Probably the majority of the human race could have signed off on that declaration. But for some reason—maybe it was the rain, the blood that had been spilled in my presence today—what she said made me feel indignant. "It's not that hard to understand."
"No? So why's it happening?"
"Not the why. Nobody knows the why. As for the what—"
"No, I know, I don't need that lecture. We're in a sort of cosmic baggie and the universe is spinning out of control, yada yada yada."
Which irked me again. "You know your own address, don't you?"
She sipped her own drink. "Course I do."
"Because you like to know where you are. A couple of miles from the ocean, a hundred miles from the border, a few thousand miles west of New York City—right?"
"Right, but so what?"
"I'm making a point. People don't have any trouble distinguishing between Spokane and Paris, but when it comes to the sky all they see is a big amorphous mystery blob. How come?"
"I don't know. Because I learned all my astronomy from Star Trek reruns? I mean, how much do I really have to know about moons and stars?

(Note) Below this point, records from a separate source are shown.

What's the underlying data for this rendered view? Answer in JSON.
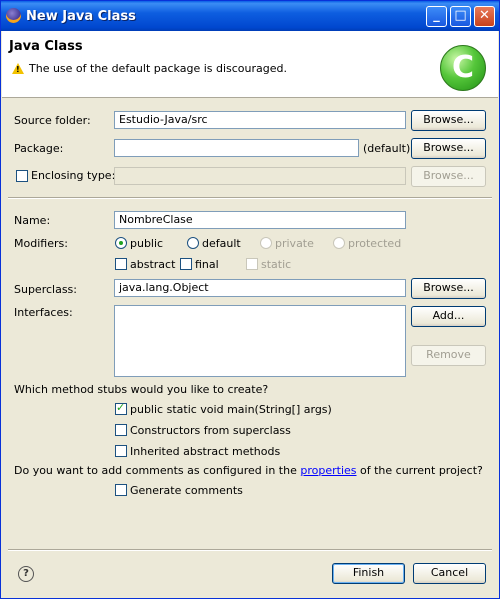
{
  "window": {
    "title": "New Java Class"
  },
  "header": {
    "title": "Java Class",
    "message": "The use of the default package is discouraged.",
    "warning_icon": "warning-icon",
    "class_icon": "new-class-icon",
    "class_icon_glyph": "C"
  },
  "form": {
    "source_folder_label": "Source folder:",
    "source_folder_value": "Estudio-Java/src",
    "package_label": "Package:",
    "package_value": "",
    "package_default": "(default)",
    "enclosing_type_label": "Enclosing type:",
    "enclosing_type_value": "",
    "browse_label": "Browse...",
    "name_label": "Name:",
    "name_value": "NombreClase",
    "modifiers_label": "Modifiers:",
    "modifiers": {
      "public": "public",
      "default": "default",
      "private": "private",
      "protected": "protected",
      "abstract": "abstract",
      "final": "final",
      "static": "static"
    },
    "superclass_label": "Superclass:",
    "superclass_value": "java.lang.Object",
    "interfaces_label": "Interfaces:",
    "add_label": "Add...",
    "remove_label": "Remove"
  },
  "stubs": {
    "question": "Which method stubs would you like to create?",
    "main": "public static void main(String[] args)",
    "constructors": "Constructors from superclass",
    "inherited": "Inherited abstract methods"
  },
  "comments": {
    "question_prefix": "Do you want to add comments as configured in the ",
    "question_link": "properties",
    "question_suffix": " of the current project?",
    "generate": "Generate comments"
  },
  "footer": {
    "help_glyph": "?",
    "finish": "Finish",
    "cancel": "Cancel"
  },
  "titlebar_buttons": {
    "minimize": "_",
    "maximize": "□",
    "close": "✕"
  }
}
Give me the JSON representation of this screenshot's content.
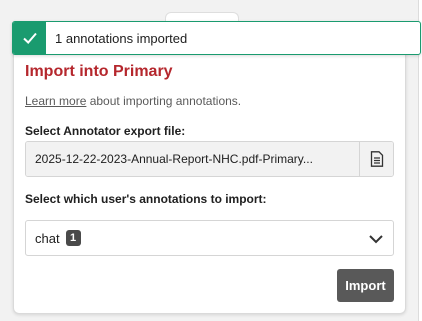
{
  "toast": {
    "message": "1 annotations imported",
    "icon": "check-icon",
    "color": "#1a9b6f"
  },
  "panel": {
    "title": "Import into Primary",
    "learn_more_link": "Learn more",
    "learn_more_rest": " about importing annotations.",
    "file_label": "Select Annotator export file:",
    "file_name": "2025-12-22-2023-Annual-Report-NHC.pdf-Primary...",
    "file_button_icon": "file-icon",
    "user_label": "Select which user's annotations to import:",
    "user_select": {
      "value": "chat",
      "count": "1"
    },
    "import_label": "Import"
  },
  "colors": {
    "title": "#b5272d",
    "button": "#595959",
    "success": "#1a9b6f"
  }
}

Things I haven't seen since I was a little kid. Even the scientists admit they don't know what they're talking about half the time."

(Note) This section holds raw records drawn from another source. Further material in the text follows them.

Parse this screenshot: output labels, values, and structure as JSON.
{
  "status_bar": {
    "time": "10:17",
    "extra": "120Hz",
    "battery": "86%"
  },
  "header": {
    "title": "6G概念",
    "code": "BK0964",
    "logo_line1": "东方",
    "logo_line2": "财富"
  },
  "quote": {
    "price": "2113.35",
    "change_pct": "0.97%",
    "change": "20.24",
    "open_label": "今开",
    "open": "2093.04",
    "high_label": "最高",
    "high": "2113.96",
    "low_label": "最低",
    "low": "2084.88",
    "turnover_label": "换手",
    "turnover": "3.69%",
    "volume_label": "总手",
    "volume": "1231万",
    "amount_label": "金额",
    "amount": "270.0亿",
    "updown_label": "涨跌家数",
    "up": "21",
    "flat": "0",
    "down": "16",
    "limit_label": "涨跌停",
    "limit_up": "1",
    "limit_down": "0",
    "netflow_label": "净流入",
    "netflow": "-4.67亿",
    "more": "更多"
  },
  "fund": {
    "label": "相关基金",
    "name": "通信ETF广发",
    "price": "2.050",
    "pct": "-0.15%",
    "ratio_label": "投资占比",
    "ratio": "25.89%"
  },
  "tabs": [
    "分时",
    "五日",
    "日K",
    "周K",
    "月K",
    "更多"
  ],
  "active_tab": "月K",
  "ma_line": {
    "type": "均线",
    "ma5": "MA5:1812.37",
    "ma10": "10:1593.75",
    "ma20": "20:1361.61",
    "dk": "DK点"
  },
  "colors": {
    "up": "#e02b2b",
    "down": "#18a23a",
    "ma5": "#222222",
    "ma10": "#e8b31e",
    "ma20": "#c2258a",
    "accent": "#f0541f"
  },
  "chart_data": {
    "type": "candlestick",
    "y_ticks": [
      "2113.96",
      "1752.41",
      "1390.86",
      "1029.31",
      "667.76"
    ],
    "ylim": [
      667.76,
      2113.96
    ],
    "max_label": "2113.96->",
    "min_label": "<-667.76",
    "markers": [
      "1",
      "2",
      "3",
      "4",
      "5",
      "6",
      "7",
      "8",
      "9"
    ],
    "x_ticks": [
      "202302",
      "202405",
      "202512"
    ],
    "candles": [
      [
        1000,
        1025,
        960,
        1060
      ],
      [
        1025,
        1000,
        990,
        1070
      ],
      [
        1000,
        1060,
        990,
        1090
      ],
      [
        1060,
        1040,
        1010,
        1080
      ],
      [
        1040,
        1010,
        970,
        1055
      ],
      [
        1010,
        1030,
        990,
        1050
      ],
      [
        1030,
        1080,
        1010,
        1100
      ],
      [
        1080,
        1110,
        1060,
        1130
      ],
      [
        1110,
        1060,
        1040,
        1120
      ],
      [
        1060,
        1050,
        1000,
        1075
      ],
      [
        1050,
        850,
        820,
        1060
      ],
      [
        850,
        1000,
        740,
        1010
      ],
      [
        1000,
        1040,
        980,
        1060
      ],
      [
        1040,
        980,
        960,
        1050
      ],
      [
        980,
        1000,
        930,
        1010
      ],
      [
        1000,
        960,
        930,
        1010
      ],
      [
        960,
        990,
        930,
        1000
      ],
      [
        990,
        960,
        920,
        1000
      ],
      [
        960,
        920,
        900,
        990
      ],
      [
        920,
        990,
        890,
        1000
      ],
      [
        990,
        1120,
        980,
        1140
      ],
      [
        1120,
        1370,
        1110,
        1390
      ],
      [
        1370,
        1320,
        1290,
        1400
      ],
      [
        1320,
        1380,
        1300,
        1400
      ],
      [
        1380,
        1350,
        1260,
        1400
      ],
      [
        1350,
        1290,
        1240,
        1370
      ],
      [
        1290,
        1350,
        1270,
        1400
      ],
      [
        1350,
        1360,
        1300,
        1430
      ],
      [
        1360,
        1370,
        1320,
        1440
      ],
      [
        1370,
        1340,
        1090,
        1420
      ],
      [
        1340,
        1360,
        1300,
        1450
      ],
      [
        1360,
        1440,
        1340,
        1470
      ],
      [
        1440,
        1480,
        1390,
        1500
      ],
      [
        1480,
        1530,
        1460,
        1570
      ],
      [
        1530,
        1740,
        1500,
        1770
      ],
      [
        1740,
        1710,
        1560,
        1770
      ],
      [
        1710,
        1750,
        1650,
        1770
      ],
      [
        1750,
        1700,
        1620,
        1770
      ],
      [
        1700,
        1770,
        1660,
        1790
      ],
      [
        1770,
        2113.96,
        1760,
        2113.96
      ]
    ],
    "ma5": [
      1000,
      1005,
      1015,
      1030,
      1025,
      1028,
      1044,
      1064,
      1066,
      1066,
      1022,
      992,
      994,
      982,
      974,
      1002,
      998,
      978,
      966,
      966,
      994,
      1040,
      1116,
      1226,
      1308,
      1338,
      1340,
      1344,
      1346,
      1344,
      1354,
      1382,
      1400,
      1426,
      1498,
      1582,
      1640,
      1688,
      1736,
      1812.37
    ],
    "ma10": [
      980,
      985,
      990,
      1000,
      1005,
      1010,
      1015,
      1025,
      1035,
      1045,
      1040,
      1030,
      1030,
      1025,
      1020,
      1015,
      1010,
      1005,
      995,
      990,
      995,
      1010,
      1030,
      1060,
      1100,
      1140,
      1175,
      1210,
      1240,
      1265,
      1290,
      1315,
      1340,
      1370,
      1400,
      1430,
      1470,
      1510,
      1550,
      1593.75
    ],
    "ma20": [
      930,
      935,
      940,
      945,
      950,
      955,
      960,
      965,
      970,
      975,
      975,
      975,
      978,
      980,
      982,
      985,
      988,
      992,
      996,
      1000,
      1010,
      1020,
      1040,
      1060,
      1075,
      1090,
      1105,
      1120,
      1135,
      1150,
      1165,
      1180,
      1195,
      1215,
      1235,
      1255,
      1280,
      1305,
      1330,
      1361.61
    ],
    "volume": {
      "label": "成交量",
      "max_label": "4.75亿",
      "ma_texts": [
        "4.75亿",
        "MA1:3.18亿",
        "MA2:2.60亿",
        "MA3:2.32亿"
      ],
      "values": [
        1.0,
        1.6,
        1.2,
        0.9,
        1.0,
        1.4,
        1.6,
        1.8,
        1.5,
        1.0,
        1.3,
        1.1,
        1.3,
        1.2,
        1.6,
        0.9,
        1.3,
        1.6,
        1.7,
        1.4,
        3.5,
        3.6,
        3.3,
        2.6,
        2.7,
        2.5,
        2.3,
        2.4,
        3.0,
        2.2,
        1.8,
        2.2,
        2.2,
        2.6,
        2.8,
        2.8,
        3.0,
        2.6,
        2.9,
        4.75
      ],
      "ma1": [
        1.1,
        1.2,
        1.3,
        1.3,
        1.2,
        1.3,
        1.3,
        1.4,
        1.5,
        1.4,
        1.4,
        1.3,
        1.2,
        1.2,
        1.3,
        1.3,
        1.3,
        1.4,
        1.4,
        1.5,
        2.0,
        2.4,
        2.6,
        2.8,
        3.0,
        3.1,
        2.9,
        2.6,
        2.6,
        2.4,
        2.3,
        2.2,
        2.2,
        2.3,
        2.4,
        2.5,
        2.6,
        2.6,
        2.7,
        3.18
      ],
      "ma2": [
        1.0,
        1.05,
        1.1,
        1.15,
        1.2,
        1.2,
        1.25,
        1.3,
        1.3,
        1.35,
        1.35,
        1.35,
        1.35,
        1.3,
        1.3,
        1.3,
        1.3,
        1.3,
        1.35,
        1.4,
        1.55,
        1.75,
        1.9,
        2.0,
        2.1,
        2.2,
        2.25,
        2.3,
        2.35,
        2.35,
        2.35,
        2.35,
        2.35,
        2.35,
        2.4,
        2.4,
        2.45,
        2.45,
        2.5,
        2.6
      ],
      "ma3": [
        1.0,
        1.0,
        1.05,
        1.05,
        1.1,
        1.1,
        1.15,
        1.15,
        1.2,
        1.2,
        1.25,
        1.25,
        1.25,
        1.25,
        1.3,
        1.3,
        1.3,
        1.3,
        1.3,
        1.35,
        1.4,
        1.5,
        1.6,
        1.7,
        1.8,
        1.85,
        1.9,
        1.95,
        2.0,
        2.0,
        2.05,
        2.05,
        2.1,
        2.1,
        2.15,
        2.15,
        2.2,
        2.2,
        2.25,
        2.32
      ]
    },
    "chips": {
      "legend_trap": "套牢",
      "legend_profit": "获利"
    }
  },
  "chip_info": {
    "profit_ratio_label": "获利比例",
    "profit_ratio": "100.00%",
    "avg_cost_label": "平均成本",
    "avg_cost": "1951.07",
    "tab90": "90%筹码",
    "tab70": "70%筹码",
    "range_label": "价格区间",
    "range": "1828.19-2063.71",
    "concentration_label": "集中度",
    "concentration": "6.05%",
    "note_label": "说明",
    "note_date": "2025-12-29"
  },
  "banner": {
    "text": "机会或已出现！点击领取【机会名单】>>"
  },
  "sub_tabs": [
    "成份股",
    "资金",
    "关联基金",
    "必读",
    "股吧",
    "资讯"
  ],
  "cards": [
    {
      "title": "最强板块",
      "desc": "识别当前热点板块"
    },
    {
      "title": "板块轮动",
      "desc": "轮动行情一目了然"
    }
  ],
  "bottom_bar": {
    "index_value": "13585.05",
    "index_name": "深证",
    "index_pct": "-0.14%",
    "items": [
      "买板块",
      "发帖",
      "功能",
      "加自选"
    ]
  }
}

"And that's okay with you?"
"The fuck difference does it make if it's okay with me? Listen, maybe I should turn on the TV. We can watch a movie and you can tell me why you're thinking about leaving town."
Stars were like people, I told her: they live and die in predictable spans of time. The sun was aging fast, and as it aged it burned its fuel faster. Its luminosity increased ten percent for every billion years. The solar system had already changed in ways that would render the raw Earth uninhabitable even if the Spin stopped today. Point of no return. That's what the newspapers were talking about. It would not have been news, except that President Clayton had made it official, admitted in a speech that according to the best scientific opinion there was no way back to the status quo ante.